第6章 金枝玉叶难免骄矜(2 / 4)

那里似乎还残留着一点温软触感,和一丝清苦药香。

“谢礼?”

他低低重复着这两个字,忽地扯了扯嘴角,眼底最后一点暖意褪尽,只剩下被秋风卷起的寂寥。

不远处,桑枝枝将这一切尽收眼底。

见楼月白伫立在渐起的暮色里,背影透出几分孤狼般的落寞,她指尖将帕子绞得发皱,心头泛起一丝说不清的涩意。

……

另一边,齐云舟将安宁拥在怀里,径直上了马车。

车帘垂落,隔绝了外界天光。

方才还柔顺依偎在怀的安宁,倏然从他臂弯中抽身,裙袂轻旋,默默端坐于车厢另一侧,与他隔开泾渭分明的距离。

怀中温软骤然消散,只余一缕清冷余香。

齐云舟臂弯僵在半空,旋即收回,指节无意识地捻了捻,终是归于沉寂。

他目光沉静地掠过她疏离的侧影,心下默然:罢了,金枝玉叶难免骄矜,今日之事,的确是他有亏在先。

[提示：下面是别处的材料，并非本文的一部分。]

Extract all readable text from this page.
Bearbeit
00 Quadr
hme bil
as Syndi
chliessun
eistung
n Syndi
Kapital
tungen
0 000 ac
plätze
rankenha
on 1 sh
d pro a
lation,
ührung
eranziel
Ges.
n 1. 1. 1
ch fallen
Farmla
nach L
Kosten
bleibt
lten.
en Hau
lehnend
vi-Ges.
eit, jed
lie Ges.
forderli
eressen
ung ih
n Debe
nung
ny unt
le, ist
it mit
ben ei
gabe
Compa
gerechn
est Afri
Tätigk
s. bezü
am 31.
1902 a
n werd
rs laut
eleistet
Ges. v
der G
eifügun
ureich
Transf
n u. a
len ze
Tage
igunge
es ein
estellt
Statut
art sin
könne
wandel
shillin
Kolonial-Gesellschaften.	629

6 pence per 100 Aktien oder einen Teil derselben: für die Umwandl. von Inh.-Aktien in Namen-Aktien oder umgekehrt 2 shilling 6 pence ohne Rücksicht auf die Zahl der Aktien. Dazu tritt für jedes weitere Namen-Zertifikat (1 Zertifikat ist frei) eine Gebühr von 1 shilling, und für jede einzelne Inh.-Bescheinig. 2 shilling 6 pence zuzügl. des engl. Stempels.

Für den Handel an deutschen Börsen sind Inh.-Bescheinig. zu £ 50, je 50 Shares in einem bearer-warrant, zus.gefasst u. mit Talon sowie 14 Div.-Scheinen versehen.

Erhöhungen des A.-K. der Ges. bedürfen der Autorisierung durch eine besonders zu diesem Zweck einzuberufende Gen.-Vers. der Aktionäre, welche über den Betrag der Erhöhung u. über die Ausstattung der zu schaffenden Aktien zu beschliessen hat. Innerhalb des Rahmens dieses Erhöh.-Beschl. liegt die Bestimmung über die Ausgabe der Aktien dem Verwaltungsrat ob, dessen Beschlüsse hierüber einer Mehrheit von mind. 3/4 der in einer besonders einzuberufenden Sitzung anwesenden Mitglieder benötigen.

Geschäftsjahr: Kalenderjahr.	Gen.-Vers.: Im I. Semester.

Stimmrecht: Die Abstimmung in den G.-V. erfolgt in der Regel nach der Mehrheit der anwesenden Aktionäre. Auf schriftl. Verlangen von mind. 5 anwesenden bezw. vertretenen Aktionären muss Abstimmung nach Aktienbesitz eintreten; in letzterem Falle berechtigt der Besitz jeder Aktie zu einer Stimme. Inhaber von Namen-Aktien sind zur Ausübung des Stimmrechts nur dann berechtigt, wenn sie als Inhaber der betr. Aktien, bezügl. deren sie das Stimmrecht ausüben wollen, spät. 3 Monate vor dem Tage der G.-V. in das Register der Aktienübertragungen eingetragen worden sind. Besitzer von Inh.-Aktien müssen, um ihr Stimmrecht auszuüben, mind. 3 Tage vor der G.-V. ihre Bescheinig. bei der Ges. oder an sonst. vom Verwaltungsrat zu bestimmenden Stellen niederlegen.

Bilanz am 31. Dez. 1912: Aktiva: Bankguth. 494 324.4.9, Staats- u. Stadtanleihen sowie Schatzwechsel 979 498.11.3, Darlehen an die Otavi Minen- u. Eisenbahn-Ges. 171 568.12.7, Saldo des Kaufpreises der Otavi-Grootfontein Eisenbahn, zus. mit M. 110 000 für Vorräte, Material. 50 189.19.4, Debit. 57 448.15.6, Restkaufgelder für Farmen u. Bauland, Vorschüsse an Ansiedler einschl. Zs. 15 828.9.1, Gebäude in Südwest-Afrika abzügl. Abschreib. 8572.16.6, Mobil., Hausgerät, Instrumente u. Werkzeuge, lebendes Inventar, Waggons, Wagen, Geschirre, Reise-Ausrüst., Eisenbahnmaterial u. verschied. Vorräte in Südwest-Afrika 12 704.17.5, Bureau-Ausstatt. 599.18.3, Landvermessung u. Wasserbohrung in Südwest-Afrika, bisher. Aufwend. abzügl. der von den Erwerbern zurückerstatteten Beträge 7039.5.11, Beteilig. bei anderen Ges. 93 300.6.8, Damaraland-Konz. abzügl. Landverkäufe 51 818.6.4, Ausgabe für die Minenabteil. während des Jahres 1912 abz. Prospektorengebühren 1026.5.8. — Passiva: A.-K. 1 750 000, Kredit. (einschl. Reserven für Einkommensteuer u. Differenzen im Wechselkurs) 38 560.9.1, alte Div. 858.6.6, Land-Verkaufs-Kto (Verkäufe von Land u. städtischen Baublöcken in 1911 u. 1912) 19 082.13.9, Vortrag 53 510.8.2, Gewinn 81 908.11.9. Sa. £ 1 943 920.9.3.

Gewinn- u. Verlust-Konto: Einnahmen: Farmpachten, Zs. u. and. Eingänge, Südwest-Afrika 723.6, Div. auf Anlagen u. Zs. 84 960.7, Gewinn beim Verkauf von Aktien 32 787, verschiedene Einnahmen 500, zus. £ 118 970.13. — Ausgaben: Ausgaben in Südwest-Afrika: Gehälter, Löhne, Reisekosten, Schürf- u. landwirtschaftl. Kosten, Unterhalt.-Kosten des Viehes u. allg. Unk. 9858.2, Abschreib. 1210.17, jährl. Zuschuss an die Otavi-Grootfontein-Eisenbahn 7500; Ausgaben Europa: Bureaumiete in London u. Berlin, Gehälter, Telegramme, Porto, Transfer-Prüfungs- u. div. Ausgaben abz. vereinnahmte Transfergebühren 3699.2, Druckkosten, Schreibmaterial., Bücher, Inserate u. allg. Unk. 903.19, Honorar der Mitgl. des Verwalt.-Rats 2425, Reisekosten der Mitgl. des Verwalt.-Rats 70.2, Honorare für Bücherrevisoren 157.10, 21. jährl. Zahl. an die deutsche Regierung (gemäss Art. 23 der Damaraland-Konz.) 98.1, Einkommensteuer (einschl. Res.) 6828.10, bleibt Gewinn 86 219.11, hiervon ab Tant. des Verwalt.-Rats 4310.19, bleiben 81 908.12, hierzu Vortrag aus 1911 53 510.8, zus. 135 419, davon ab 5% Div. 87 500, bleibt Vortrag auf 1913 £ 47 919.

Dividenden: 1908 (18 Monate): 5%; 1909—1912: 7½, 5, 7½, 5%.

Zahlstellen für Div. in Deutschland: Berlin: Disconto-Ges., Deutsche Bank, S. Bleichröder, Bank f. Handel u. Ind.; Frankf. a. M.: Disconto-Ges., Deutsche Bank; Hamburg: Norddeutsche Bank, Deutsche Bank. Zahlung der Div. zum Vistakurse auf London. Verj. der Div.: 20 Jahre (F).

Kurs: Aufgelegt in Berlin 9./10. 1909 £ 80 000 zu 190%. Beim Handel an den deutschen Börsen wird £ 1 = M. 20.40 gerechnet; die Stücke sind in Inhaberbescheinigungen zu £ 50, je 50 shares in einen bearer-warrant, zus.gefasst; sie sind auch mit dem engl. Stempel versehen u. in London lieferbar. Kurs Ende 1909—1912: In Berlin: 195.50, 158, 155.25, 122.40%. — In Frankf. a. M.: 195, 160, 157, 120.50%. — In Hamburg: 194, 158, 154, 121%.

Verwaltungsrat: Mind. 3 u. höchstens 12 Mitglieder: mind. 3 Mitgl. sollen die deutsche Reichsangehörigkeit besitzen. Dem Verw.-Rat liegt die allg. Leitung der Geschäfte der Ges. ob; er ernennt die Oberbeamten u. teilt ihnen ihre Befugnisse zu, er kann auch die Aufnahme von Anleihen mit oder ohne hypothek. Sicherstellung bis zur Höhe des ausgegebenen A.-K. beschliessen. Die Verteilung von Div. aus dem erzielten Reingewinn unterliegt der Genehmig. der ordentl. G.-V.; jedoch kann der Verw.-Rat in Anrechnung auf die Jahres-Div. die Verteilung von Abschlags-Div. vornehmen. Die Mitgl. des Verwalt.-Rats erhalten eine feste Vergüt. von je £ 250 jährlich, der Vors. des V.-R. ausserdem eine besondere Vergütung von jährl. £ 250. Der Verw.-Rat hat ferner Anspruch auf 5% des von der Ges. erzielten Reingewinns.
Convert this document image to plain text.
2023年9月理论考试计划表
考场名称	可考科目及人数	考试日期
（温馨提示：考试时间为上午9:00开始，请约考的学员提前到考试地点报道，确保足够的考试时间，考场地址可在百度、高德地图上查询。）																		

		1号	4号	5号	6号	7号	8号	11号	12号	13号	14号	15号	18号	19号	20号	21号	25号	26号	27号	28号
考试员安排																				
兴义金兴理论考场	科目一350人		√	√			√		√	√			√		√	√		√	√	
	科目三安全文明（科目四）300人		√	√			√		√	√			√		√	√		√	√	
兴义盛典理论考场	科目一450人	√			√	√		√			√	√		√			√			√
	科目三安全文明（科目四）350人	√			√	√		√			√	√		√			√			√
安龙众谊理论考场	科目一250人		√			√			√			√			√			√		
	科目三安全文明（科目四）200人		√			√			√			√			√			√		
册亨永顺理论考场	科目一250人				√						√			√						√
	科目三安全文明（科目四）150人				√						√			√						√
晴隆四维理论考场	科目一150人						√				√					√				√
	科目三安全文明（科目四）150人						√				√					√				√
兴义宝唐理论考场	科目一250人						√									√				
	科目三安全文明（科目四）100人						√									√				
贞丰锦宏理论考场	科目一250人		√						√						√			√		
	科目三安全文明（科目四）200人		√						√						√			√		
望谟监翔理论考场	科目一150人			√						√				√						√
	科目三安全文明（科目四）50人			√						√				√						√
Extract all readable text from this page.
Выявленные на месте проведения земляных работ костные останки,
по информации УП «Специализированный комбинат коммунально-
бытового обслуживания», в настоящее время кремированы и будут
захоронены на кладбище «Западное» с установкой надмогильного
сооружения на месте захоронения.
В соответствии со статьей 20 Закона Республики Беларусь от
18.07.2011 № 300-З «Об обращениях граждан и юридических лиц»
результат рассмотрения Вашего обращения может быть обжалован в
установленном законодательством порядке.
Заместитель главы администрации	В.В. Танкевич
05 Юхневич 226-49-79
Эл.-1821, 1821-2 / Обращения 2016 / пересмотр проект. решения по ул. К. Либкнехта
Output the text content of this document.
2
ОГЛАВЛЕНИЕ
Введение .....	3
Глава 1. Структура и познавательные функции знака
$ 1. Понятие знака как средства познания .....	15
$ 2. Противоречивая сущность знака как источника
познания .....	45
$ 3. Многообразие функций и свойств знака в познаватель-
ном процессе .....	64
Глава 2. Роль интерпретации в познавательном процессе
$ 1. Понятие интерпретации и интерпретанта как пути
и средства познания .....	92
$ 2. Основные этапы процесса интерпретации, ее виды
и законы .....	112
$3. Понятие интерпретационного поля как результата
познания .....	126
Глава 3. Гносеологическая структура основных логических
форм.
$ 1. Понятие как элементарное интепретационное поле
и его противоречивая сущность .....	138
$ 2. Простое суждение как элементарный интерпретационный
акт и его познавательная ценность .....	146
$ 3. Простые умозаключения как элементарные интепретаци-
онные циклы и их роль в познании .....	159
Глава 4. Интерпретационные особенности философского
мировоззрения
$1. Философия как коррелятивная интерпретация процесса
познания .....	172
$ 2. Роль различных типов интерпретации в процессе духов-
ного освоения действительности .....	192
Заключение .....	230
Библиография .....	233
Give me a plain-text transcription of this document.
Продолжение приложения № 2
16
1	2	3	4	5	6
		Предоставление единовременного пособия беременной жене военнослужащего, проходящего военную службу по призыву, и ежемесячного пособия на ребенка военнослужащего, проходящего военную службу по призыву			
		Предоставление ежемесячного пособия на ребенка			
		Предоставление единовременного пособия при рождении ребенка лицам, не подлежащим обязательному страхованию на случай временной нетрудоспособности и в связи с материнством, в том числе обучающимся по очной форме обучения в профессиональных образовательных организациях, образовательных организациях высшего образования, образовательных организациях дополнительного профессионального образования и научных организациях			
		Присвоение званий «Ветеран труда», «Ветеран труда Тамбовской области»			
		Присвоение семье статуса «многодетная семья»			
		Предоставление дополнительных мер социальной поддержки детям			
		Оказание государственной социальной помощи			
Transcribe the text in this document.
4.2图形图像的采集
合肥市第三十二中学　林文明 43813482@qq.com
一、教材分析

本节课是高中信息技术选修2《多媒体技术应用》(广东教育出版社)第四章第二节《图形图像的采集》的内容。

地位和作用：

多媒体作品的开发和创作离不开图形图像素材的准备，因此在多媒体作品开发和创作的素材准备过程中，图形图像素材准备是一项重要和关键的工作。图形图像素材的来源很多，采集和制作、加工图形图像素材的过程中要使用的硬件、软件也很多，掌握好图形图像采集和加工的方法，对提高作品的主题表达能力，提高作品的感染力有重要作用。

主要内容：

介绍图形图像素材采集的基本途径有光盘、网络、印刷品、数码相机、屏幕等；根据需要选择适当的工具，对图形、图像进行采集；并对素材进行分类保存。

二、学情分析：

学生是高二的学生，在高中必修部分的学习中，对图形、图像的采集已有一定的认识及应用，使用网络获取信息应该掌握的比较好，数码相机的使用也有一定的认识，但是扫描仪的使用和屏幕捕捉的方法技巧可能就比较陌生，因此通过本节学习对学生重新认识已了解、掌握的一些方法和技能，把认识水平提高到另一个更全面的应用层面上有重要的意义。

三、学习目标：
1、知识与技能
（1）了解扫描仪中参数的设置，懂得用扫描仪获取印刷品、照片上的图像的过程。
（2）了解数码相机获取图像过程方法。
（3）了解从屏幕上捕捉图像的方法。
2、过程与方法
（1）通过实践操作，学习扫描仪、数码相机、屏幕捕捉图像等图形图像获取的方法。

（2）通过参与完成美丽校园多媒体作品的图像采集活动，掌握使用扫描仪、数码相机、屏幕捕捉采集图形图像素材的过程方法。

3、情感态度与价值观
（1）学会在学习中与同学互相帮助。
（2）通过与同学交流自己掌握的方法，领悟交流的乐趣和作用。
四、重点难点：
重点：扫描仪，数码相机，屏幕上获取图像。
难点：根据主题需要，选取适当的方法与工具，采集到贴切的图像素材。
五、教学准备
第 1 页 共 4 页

车厢内空气凝滞片刻,他低沉的声音终于打破寂静:“今日…为何要去马球场?”

安宁并未立刻回答齐云舟的问题,她只是微微侧首,目光落在窗外飞速倒退的街景上,留给齐云舟一个线条优美又带着几分冷硬的侧颜。

马球场上那片刻的脆弱与依赖早已荡然无存,仿佛只是齐云舟的一场错觉。

“怎么,”安宁的声音懒洋洋的,带着一丝不易察觉的讥诮:“这大堰朝的律法,何时规定了本宫连马球场都去不得?”